Daniel McCarthy Clifford, who was in-residence in the Target Studio in fall 2018, collaborated with Betsy Friesen, the director of data management and access at the University of Minnesota Libraries and Connie Lenz, the Associate Director for Research Services and Collection Development at the University’s Law Library. Together they compiled The Section of Disapproved Books, housed in the Target Studio, which included the titles in the library catalogue that are banned in U.S. incarceration facilities.

 

McCarthy Clifford is interested in the way his art and his personal experience of incarceration can be combined with academic research to better highlight the U.S. prison system with the goal of changing its practices. This project was accompanied by a program of readings, discussions, and workshops organized with the library, faculty, and nonprofit organizations We Are All Criminals and Poetry Asylum. Audiences heard from McCarthy Clifford and his collaborators on this project in November 2018.

 

Read McCarthy Clifford’s reflection on his process creating The Section of Disapproved Books and about exciting next steps for the project. To view the full spreadsheet of Disapproved Titles from Incarceration Facilities, visit z.umn.edu/DisapprovedBooksList. The spreadsheet was assembled by Target Studio Assistant Ray Barney, whose reflection you can read here.

 

COLLABORATORS
University of Minnesota Libraries

Law Library at the UMN Law School

WeCoLab — Led by Matt Olson of OOIEE, a group of Bachelor of Design and Architecture students founded an open practice of design to assist McCarthy Clifford in his installation at WAM.

 

ABOUT THE ARTIST
“My art focuses on American institutions. I make works which explore the dynamics, materials, and histories of institutions and disciplinary structures: prisons and schools become entry points to broader conversations about power, censorship, race, class, and masculinity.

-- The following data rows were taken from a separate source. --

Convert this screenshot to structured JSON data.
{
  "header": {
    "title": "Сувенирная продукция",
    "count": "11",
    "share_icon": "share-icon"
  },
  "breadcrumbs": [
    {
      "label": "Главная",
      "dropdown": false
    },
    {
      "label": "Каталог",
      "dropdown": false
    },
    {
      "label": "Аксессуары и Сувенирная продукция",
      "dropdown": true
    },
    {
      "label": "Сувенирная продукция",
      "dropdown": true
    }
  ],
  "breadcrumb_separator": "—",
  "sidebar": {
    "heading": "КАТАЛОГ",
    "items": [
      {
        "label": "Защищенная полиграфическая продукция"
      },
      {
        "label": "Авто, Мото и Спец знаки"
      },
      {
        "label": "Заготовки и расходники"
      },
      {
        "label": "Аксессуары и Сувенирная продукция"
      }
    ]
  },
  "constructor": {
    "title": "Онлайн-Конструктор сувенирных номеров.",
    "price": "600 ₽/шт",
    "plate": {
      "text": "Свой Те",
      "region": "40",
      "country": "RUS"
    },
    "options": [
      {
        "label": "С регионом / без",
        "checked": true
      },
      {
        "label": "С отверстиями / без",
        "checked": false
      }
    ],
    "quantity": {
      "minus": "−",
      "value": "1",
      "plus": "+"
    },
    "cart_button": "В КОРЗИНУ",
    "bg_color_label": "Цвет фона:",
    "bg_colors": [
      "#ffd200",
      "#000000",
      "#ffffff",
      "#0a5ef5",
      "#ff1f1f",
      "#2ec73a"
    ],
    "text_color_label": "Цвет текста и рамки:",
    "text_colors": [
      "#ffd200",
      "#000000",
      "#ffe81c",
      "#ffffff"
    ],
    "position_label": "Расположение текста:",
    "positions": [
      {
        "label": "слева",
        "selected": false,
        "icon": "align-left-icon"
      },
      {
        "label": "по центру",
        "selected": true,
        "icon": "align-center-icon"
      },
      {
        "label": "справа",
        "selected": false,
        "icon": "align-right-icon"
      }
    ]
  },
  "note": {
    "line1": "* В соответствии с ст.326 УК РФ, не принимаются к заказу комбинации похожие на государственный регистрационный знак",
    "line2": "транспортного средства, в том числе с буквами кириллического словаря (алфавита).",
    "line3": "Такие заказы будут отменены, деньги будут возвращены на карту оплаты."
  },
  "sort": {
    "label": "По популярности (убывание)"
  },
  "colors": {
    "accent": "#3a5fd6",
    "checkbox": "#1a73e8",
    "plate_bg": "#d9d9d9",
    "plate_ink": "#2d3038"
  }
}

“Research into the justice system, specifically the federal prison system and the prison-industrial complex, serves as a foundation for works that question the national narrative and the functions of America’s institutions. Using archival material, sculpture, photography, video, and installation, I reconfigure institutional signifiers and artifacts to suggest new ways of understanding social control.

“I disrupt and co-opt actual institutional channels, procedures, and spaces, engaging directly with federal agencies and institutions; the U.S. Department of Justice and the U.S. Bureau of Prisons in particular. The trail of official paperwork and correspondence resulting from these bureaucratic interventions becomes integral to the work as a documentation of its impacting non-art systems.”

 

WE ARE ALL CRIMINALS | OFFICE HOURS

Emily Baxter of the social justice nonprofit We Are All Criminals held a temporary office in the Target Studion while The Section of Disapproved Books was on view. Through shared stories of those who committed or were accused of committing crimes, those who got away with them, and those who have been directly affected by the criminal justice system, We Are All Criminals seeks to challenge society’s perceptions of what it means to be “criminal” and erase the barriers that separate us.